The use of radioactive seed implants is not new. This technique has long held promise as a method of delivering a very high dose of radiation while simultaneously reducing the amount of radiation to the adjacent organs. Early efforts in the 1970s and 80s were limited by a lack of effective technology to place seeds, causing uneven dosage of radiation. The results were suboptimal and this method was largely abandoned.
As the technology for medical imaging improved, efficient and effective means of planning and monitoring the placement of seeds were developed. The ability to accurately plan seed placement and verify seed position led to a renaissance of the implant technique. Another advantage of modern implant techniques is the avoidance of surgery: the seeds are placed by needles under anesthesia in an operating room environment.
What are these seeds?
Radioactive seeds are most commonly used to treat prostate cancer. Newapplications are always being developed though so it’s not necessarily safe to assume that just because the case is female, there is nothing to worry about.

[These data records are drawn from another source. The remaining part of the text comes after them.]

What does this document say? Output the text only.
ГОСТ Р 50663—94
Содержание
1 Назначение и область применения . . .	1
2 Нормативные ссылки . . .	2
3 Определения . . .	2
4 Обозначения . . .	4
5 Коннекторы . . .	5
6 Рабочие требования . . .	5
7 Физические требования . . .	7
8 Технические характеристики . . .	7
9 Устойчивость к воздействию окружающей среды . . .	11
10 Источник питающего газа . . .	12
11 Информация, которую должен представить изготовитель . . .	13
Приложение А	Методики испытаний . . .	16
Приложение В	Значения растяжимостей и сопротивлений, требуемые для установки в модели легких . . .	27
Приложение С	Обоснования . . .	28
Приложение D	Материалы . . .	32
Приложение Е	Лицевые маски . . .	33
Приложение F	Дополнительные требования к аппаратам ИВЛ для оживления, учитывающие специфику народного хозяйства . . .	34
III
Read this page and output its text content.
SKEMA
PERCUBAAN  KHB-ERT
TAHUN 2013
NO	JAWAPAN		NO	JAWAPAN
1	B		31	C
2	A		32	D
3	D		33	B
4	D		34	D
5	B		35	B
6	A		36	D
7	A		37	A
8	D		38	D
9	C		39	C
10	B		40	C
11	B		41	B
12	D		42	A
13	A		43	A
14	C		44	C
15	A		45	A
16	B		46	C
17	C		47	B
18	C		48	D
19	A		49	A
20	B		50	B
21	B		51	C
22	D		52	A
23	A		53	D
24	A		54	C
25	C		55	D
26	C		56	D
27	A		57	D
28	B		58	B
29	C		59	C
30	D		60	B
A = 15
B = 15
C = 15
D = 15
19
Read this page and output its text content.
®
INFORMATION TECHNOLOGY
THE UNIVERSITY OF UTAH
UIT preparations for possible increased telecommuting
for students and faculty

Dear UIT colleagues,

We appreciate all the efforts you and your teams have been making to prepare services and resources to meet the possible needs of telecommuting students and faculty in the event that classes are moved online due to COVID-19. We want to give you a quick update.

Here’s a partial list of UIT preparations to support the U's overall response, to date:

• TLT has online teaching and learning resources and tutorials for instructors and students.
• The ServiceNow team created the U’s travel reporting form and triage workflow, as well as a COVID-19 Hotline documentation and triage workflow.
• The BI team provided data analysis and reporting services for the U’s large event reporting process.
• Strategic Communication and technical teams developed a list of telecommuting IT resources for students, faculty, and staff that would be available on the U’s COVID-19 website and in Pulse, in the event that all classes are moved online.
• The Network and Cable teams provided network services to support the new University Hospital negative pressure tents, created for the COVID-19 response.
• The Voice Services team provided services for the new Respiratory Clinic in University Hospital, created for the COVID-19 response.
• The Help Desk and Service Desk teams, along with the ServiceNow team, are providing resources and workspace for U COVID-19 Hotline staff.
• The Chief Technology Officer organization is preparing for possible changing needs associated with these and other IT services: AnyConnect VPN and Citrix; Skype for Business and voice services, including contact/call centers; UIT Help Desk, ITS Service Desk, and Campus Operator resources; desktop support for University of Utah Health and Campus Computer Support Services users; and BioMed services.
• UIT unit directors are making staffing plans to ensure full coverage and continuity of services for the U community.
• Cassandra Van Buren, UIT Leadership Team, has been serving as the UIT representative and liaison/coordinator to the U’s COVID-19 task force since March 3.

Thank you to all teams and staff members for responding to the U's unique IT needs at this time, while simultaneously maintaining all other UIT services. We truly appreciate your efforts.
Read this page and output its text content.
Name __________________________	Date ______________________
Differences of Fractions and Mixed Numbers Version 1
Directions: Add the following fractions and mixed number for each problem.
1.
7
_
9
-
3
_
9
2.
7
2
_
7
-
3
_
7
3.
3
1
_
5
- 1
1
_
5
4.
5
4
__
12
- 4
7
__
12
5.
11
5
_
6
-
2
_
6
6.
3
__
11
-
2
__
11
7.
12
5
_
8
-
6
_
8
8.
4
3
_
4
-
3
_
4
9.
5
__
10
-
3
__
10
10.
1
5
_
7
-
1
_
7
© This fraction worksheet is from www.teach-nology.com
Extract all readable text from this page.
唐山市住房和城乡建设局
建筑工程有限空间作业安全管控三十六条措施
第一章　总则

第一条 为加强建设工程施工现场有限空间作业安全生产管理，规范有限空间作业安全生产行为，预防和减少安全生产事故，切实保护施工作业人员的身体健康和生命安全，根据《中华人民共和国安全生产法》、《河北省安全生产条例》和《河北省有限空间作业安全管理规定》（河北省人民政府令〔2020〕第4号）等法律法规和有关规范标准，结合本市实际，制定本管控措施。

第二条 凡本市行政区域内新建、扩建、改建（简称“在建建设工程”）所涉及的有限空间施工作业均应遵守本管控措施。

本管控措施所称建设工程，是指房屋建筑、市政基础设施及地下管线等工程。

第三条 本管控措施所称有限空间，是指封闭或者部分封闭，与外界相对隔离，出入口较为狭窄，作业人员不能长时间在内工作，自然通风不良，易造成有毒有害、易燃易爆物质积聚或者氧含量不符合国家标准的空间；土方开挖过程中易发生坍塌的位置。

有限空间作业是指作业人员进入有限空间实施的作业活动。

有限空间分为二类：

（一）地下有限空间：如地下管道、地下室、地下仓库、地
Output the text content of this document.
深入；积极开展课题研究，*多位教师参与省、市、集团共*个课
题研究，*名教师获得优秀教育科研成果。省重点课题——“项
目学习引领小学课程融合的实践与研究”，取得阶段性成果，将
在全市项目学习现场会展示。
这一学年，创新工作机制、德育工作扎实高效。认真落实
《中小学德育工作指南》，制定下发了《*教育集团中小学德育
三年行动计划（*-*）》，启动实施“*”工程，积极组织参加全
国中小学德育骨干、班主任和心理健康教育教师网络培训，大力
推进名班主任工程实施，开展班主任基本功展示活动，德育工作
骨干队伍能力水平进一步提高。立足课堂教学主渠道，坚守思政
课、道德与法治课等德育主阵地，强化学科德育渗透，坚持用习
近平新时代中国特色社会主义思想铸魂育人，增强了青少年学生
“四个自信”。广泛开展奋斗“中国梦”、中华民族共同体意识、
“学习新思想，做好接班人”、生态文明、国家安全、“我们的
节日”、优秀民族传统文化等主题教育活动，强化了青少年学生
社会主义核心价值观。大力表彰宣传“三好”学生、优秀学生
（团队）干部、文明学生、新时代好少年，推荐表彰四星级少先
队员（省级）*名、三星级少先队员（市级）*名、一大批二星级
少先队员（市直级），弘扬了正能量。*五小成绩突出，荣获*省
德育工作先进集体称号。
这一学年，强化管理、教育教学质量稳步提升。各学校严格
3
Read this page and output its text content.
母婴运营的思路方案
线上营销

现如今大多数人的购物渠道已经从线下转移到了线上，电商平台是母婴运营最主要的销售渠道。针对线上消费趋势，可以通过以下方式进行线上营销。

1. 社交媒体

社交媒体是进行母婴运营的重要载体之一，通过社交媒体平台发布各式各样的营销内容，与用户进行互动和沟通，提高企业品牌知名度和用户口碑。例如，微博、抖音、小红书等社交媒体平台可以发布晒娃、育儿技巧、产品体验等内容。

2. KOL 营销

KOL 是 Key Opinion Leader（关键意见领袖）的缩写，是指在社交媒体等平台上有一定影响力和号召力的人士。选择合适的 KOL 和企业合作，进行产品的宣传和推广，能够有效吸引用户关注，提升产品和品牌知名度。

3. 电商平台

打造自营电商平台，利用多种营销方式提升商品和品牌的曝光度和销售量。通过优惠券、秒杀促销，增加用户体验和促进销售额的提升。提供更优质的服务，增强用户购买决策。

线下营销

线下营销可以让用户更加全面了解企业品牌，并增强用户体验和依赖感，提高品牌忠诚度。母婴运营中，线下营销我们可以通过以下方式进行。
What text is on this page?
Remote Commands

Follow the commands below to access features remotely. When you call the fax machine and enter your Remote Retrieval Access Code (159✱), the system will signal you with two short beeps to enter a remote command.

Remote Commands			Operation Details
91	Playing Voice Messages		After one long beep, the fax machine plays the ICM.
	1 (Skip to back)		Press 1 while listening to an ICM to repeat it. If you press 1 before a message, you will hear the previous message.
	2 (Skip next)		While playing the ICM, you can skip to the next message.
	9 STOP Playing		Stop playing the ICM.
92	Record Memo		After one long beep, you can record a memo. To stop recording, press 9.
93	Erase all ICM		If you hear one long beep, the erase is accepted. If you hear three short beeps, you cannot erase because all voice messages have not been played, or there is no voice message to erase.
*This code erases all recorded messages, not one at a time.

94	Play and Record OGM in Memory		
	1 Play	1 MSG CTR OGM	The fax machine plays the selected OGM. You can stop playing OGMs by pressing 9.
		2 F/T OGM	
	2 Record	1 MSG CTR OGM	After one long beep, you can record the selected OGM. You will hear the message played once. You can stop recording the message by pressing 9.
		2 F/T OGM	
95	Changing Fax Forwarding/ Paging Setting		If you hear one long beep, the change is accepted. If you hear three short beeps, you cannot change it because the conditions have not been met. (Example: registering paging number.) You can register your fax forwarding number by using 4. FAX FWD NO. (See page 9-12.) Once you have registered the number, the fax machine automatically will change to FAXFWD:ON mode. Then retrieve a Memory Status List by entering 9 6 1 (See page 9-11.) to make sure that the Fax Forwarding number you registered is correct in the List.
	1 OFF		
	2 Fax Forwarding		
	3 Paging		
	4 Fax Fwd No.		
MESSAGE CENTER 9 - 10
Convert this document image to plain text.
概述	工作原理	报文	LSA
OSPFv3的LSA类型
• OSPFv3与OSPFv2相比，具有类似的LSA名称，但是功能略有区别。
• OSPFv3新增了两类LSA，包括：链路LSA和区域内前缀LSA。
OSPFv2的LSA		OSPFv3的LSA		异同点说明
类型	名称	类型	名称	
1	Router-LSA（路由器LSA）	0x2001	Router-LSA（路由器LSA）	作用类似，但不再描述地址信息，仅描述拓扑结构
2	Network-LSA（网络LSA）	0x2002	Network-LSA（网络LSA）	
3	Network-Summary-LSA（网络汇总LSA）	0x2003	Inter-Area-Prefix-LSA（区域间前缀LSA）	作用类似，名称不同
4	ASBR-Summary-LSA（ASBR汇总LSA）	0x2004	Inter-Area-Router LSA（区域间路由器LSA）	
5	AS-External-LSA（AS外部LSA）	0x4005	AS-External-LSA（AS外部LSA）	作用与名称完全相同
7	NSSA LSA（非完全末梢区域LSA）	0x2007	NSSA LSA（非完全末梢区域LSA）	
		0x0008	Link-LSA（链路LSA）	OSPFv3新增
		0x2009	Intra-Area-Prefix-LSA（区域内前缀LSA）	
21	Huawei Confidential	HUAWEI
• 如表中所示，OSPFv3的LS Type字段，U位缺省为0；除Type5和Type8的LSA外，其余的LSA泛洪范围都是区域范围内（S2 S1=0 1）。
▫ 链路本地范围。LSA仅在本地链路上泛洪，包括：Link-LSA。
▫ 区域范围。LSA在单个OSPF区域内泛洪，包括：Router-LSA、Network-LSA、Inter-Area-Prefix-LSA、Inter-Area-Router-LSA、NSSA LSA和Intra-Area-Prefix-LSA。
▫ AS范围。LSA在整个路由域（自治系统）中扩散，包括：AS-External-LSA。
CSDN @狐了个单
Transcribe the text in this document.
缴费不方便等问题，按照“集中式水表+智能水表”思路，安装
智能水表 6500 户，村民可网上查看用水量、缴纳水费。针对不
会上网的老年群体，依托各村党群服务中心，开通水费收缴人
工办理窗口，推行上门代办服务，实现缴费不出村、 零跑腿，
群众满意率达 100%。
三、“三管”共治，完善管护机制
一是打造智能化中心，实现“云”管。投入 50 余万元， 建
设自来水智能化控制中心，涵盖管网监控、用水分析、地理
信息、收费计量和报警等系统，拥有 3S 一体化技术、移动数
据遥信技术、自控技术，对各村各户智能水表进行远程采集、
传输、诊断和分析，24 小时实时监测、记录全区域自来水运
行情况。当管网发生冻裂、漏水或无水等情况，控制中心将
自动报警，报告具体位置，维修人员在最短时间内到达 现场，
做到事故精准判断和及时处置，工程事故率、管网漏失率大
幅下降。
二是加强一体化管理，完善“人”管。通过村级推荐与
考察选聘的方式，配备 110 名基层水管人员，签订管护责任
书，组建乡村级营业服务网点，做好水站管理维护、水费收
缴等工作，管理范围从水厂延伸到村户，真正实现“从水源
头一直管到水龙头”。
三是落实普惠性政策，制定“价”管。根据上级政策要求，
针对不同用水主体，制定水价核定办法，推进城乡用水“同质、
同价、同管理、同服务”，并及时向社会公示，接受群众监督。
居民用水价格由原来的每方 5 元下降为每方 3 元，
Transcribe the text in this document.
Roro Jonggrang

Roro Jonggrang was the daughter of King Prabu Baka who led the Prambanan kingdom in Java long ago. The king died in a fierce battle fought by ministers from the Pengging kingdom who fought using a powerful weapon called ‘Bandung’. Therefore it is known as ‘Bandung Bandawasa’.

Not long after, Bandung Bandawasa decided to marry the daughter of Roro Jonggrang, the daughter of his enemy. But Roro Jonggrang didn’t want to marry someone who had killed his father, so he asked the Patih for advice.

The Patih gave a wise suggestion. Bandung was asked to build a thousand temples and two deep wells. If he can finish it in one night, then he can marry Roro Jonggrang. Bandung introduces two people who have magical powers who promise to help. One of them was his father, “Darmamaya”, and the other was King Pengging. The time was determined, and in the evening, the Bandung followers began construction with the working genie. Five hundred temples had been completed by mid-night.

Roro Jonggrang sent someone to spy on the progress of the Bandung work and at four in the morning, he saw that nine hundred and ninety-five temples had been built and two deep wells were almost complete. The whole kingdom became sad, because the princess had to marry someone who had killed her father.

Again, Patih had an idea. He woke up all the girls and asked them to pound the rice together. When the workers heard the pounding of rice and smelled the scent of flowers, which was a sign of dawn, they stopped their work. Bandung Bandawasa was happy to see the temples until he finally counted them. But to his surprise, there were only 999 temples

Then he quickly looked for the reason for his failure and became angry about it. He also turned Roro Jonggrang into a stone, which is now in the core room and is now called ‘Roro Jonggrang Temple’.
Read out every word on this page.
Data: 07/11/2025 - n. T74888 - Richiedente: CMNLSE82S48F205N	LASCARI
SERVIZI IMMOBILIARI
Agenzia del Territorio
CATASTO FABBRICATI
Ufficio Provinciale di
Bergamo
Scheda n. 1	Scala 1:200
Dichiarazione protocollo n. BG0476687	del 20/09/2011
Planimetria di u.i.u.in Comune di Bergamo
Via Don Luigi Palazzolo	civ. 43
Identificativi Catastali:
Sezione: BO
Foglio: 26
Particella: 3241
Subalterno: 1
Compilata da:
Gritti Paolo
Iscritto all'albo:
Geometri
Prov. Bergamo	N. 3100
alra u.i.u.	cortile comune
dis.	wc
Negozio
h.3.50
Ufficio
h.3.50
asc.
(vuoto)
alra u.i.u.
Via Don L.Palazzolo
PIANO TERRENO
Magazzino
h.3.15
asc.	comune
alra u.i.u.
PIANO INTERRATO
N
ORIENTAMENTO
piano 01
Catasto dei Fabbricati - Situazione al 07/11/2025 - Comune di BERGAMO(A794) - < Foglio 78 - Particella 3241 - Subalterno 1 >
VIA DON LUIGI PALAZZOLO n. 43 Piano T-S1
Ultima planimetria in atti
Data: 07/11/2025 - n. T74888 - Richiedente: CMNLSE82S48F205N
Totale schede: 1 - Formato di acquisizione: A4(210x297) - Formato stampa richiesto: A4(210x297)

The radioactive material is contained within a titanium “seed”. This seed is roughly the size of a grain of rice, but there can be as many as 130 of these seeds in a typical application. Two different radioactive sources are used: Iodine (I-125) or Palladium (Pd-103). The radioactive seeds can be implanted either temporarily or permanently, but the permanent form of implantation is most commonly used.
What can go wrong?
Typical cremation temperature ranges between 1400˚F to 1800˚F. Titanium melts closer to 3000˚F, so there’s little worry about the seed deconstructing in such a manner. The material in the seed boils around 1300˚F however and this combined outer temperature exposure and inner pressure from the boiling contents can cause a rupture.
So are we safe?
This may all sound rather unsettling, but consider the following facts:
- Both radioisotopes emit very low energy radiation and are primarily absorbed in the treatment area or “target” tissue immediately surrounding the seed, only a few millimeters from their location
- They gradually lose their radioactivity over a period of time – Iodine seeds over a period of about six months and Palladium seeds over a period of about three months.
According to the Canadian Nuclear Safety Commission, the main source of potential radiation exposure from the cremation of bodies that contain radionuclides is inhalation of ash particles during the cleaning of the retort. They further go on to say that it is exceedingly unlikely that any crematorium staff would come close to exceeding the annual dose limit for the public.
Regardless, it’s best to assume the worst. Operators should exercise universal precautions. Protective gear including gloves, eye protection and a quality particle mask should be worn at all time when cleaning out the chamber and handling the cremains for processing and packaging. This protection should be more than adequate to minimize exposure to any possible radiation emitting from these seeds.